The widely-used solution to this is to abstract the underlying hardware, and its location, by running a “private cloud”. This has additional advantages in that abstracting the hardware makes it easier to run services, may make it easier to scale services and administer them.

The next step is to dedicate some resources to the host machines and put up a test instance of something, for example OpenShift Origin. This will help us understand the hosting requirements and we can put associated costs into the plan.

5. Central logging and elasticsearch

Ingesting logs into a central elasticsearch / logstash would allow better understanding of the current state of the systems and provide information to make better provisioning decisions.

The next step is to figure out what kind of resources are required to support this.

Additional items

In no particular order:

New members

Getting help for all the work that needs doing is hard, and OWG has no policy on how someone can help out or join. This leads to the perception that no one can join, which is off-putting and means we lose out on help.

OWG discussed:

The next step will be to create drafts of the policies and guidelines above and make sure they’re suitable.

Policy for granting whitelists

In many cases, people ask for whitelist status for their IPs to exempt them from rate limits on tiles or the OSM API. OWG doesn’t have a policy or mechanism for them to make that request formally, and this leads to inconsistent results.

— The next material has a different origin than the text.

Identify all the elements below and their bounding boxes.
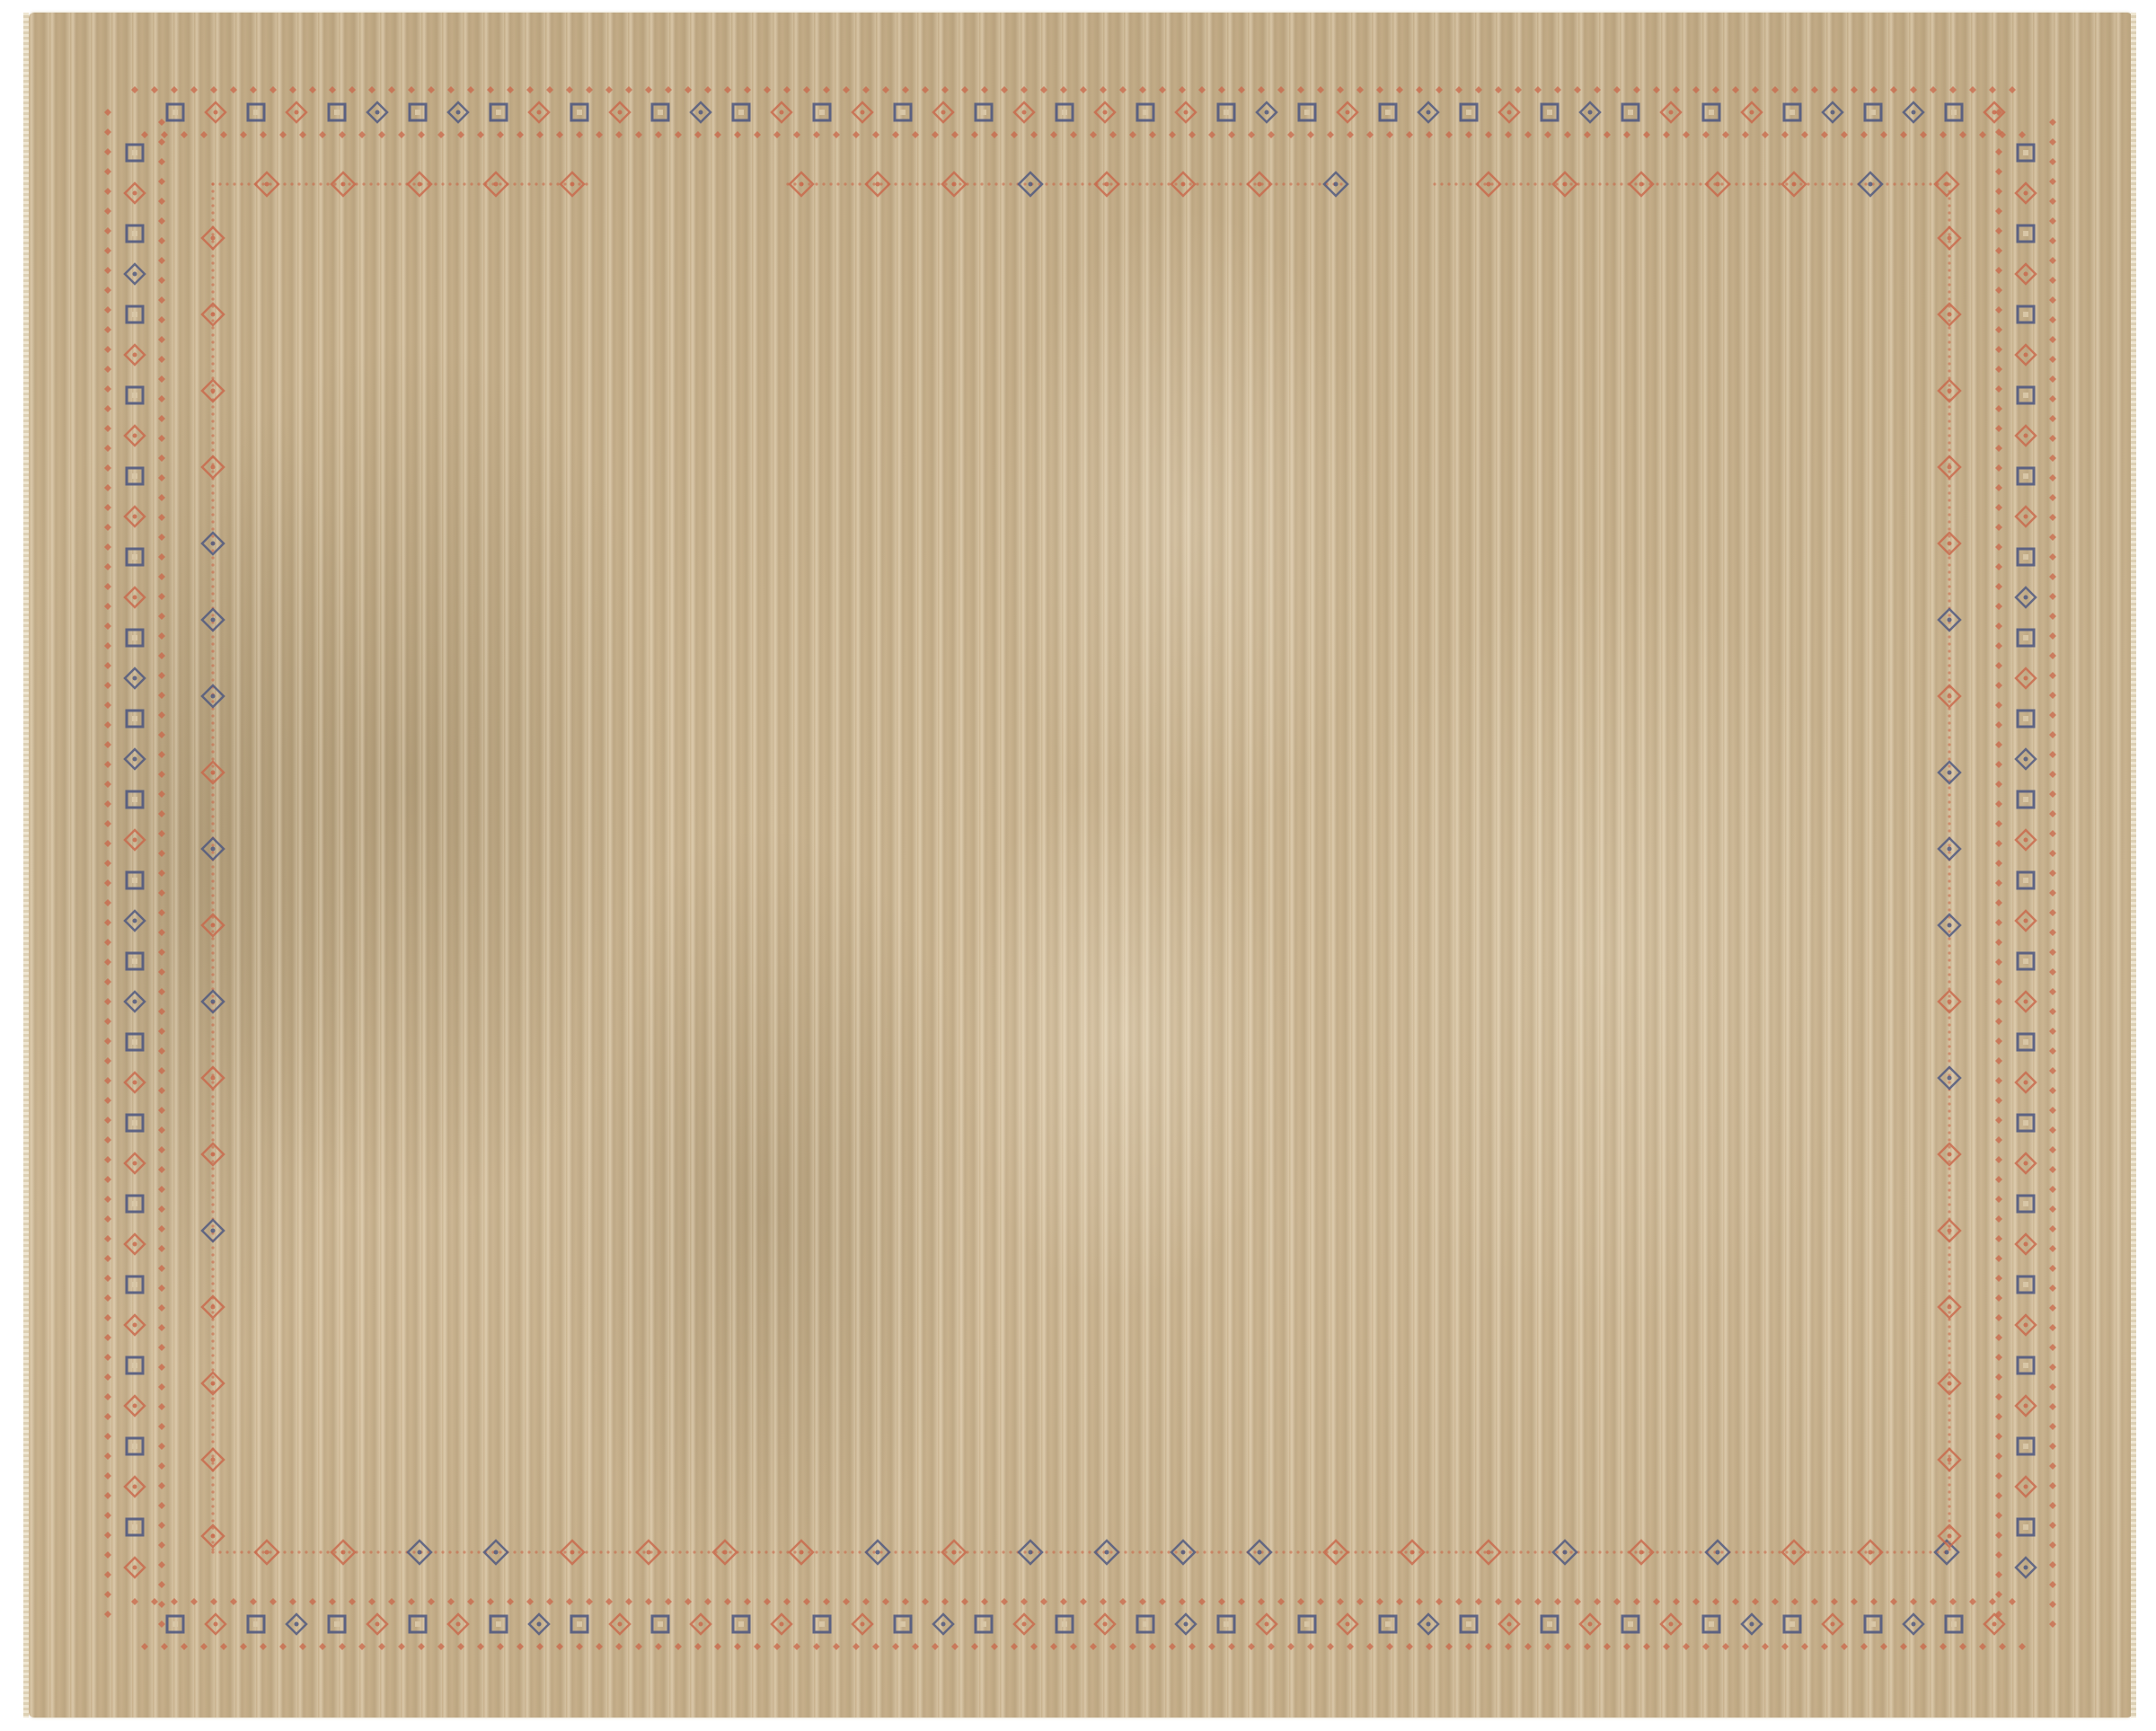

In turn, this makes OWG appear not to be transparent and perhaps a little cliquey, which is harmful to the project.

OWG decided that old whitelists on tiles should be removed, and that whitelisting should be reserved for exceptional cases. We are opening a discussion about what the appropriate policy should be, in the hope that we can get something that helps solve problems that mapping party organisers experience while still trying to keep a good level of service for all the other individual mappers.

In addition, we are opening a discussion about changes to the tile acceptable use policy which could help curb use of OSMF resources by apps and sites which, in aggregate, cause most of the load on the tile rendering machines.

OWG will also follow up with mapping party organisers to find out what their experiences have been so that we make sure to solve the right problem.

Face to face meeting

OWG decided to investigate having a “face to face” meeting. It was felt that this is more productive for discussions than using an online video-conferencing system. And that by blocking off a whole weekend for the meeting, more progress could be made.

The next step for this will be to investigate possible locations (outside of the UK would be preferred) and draw up budgets as appropriate.